2019年07月07日 | 映画・舞台・コンサート

 映画「X-MEN Dark phoenix」を観た。
 http://www.foxmovies-jp.com/darkphoenix/

 X−MENシリーズは何本か観た。特によかったのは2年前の「LOGAN ローガン」で、ヒュー・ジャックマンが自身のレーゾンデートルに悩みながら闘うX−MENを上手に演じていた。
 主人公ジーン・グレイは本作品で初めて見た。そのせいか、グループの中での立ち位置や性格、テレキネシスの能力がどれほどのものなのかなどが不明のままだったのでいまひとつピンと来なかった。この感覚は最後まで続いた。もしかしたら前作の「アポカリプス」を見ていればすんなり受け入れられたのかもしれないが、映画は一作ずつで完成しているべきだと思う。
 ハリウッドの商業主義の作品の中には続編ありきで製作されたと思しきものがある。逆に前作の鑑賞ありきで製作されるものもあるだろう。本作品はまさにそれではないだろうか。
 前後作と無関係に本作だけを見ても、いろいろな齟齬がある。まずジーン・グレイの性格に整合性がない。子供の頃に両親の死に対してさえ冷めていた女の子が再開した父親の部屋に自分の写真がないと激昂するだろうか。本作の悲劇の最大の原因が主人公の性格にあるはずなのに、その性格が一定しないのではご都合主義の誹りは免れないだろう。
 ニコラス・ホルトとジェニファー・ローレンスのロマンスには華がない上に、互いに対してアバタもエクボのおおらかさがない。I love you と何度言わせても二人の間に親密さを感じないし、そもそも I love you は恋愛関係でなくとも使う言葉だ。このあたりの演出がとても安易だと思う。

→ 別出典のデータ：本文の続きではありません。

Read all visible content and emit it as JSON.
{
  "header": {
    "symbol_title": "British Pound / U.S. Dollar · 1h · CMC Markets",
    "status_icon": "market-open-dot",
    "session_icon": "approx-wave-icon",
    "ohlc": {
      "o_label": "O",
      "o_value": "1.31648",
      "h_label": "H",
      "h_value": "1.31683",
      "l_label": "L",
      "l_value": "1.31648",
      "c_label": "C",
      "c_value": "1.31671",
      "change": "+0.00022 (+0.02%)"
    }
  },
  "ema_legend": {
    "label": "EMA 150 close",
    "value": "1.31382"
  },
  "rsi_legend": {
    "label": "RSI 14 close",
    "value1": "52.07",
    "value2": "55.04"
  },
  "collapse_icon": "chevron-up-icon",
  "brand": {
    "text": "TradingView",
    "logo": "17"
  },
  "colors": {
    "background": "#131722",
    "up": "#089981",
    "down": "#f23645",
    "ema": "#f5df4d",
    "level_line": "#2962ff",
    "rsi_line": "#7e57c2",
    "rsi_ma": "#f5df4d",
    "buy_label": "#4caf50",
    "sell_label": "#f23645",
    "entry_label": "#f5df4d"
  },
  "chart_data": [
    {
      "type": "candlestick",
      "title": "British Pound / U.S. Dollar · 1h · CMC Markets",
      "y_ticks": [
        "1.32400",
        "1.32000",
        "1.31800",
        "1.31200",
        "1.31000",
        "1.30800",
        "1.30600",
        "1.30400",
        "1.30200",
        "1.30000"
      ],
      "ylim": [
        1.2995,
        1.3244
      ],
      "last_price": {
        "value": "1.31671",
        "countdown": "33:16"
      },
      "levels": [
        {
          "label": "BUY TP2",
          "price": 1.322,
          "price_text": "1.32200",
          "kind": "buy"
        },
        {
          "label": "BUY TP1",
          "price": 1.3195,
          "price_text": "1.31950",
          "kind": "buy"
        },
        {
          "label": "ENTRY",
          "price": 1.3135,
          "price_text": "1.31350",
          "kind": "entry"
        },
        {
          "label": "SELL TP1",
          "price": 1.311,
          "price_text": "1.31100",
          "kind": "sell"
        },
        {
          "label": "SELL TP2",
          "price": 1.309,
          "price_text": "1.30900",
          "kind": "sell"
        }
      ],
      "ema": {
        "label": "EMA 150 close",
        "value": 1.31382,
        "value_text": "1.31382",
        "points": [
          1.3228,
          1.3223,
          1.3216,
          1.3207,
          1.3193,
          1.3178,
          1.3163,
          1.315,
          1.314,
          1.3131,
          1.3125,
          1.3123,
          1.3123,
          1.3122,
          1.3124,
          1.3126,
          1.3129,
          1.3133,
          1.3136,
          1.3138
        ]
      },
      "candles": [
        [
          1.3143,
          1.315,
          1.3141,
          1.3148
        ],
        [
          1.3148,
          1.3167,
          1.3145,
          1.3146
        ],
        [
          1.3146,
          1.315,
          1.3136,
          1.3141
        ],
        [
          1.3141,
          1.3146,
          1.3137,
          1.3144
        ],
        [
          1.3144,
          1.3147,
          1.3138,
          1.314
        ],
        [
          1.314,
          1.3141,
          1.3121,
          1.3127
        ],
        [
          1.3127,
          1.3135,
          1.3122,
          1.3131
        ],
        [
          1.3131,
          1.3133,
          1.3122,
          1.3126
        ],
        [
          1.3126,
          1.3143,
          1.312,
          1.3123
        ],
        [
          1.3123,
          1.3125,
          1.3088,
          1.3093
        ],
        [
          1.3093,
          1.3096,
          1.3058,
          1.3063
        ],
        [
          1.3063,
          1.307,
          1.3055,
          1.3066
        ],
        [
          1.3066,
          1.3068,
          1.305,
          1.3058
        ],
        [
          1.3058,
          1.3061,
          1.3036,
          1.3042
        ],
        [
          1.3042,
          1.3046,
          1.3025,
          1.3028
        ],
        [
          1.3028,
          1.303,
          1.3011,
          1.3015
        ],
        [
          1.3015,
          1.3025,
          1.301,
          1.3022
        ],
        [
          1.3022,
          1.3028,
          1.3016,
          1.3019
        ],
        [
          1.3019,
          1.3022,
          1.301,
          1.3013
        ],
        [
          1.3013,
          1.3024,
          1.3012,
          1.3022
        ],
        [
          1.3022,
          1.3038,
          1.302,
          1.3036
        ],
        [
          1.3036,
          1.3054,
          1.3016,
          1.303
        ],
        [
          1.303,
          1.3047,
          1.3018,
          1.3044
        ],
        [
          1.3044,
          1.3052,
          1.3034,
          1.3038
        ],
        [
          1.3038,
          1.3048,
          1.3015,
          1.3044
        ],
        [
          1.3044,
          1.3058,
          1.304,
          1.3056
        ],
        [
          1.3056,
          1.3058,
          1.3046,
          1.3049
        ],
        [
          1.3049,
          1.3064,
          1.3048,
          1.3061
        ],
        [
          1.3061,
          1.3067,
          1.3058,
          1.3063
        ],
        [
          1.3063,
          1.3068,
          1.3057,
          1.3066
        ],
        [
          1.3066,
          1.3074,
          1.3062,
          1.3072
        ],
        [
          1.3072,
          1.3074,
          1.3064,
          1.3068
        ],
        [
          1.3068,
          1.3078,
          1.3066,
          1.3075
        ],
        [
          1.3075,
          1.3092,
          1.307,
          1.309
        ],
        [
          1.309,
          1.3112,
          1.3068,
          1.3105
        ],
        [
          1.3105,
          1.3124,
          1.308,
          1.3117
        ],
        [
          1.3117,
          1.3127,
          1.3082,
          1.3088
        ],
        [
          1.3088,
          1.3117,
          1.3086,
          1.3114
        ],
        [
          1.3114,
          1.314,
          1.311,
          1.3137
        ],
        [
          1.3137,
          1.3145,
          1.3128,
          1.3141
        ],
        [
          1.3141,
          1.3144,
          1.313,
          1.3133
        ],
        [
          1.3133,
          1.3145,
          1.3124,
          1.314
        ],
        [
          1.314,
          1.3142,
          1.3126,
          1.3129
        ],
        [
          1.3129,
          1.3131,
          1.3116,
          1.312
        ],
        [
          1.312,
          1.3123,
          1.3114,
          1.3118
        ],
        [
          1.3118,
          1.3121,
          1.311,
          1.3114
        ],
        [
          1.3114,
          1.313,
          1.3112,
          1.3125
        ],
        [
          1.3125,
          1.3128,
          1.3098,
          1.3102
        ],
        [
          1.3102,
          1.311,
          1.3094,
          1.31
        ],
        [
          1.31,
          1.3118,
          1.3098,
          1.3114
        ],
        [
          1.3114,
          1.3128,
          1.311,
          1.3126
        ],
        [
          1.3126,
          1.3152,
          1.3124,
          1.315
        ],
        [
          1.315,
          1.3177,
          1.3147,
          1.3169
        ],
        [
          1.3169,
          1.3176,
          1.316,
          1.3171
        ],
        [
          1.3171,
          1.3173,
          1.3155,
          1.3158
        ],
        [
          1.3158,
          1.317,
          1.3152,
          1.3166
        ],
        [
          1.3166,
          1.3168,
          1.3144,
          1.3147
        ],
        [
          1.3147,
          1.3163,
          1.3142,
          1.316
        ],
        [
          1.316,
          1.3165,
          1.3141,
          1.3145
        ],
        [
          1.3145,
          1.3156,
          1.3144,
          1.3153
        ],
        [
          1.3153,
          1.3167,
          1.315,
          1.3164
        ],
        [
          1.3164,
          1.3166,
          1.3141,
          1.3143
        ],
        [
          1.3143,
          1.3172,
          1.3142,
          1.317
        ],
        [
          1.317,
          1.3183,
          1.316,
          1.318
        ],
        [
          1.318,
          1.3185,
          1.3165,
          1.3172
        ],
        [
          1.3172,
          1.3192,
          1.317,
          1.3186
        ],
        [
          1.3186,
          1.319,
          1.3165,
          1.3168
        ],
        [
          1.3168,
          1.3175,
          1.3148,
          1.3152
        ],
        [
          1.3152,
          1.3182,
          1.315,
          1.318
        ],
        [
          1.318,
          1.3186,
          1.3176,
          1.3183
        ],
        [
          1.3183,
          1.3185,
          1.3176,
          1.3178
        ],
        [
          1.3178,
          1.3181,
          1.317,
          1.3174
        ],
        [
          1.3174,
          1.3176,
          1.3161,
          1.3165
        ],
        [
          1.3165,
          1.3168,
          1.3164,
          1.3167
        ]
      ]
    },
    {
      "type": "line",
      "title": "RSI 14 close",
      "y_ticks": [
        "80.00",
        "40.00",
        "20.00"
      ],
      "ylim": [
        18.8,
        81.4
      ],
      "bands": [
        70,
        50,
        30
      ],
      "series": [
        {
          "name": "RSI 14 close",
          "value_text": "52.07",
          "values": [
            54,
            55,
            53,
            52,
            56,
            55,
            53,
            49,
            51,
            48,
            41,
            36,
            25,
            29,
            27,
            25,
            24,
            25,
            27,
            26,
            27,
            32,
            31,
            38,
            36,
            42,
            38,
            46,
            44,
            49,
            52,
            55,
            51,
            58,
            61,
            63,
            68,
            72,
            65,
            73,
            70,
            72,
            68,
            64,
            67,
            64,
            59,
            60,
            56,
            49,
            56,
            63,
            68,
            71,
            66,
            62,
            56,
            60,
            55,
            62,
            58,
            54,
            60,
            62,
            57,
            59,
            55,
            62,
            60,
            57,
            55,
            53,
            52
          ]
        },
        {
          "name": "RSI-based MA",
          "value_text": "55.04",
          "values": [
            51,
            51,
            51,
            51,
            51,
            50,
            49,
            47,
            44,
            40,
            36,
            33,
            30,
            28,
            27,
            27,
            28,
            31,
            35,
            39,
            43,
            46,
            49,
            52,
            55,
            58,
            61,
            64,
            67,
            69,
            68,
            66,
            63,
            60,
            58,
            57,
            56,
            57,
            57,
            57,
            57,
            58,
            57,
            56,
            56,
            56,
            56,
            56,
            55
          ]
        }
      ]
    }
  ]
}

 総じて作品としての出来がよろしくない。群像劇の中でひとりにフィーチャーした物語を作るには、短時間でひとりひとりの個性を表現すると同時に互いの関係性も明らかにしなければならない。そうでないとプロットがぼやけるのだ。CGに莫大な金額を費やした映画にもかかわらず、なんだか大掛かりな学芸会の芝居を見せられた気分である。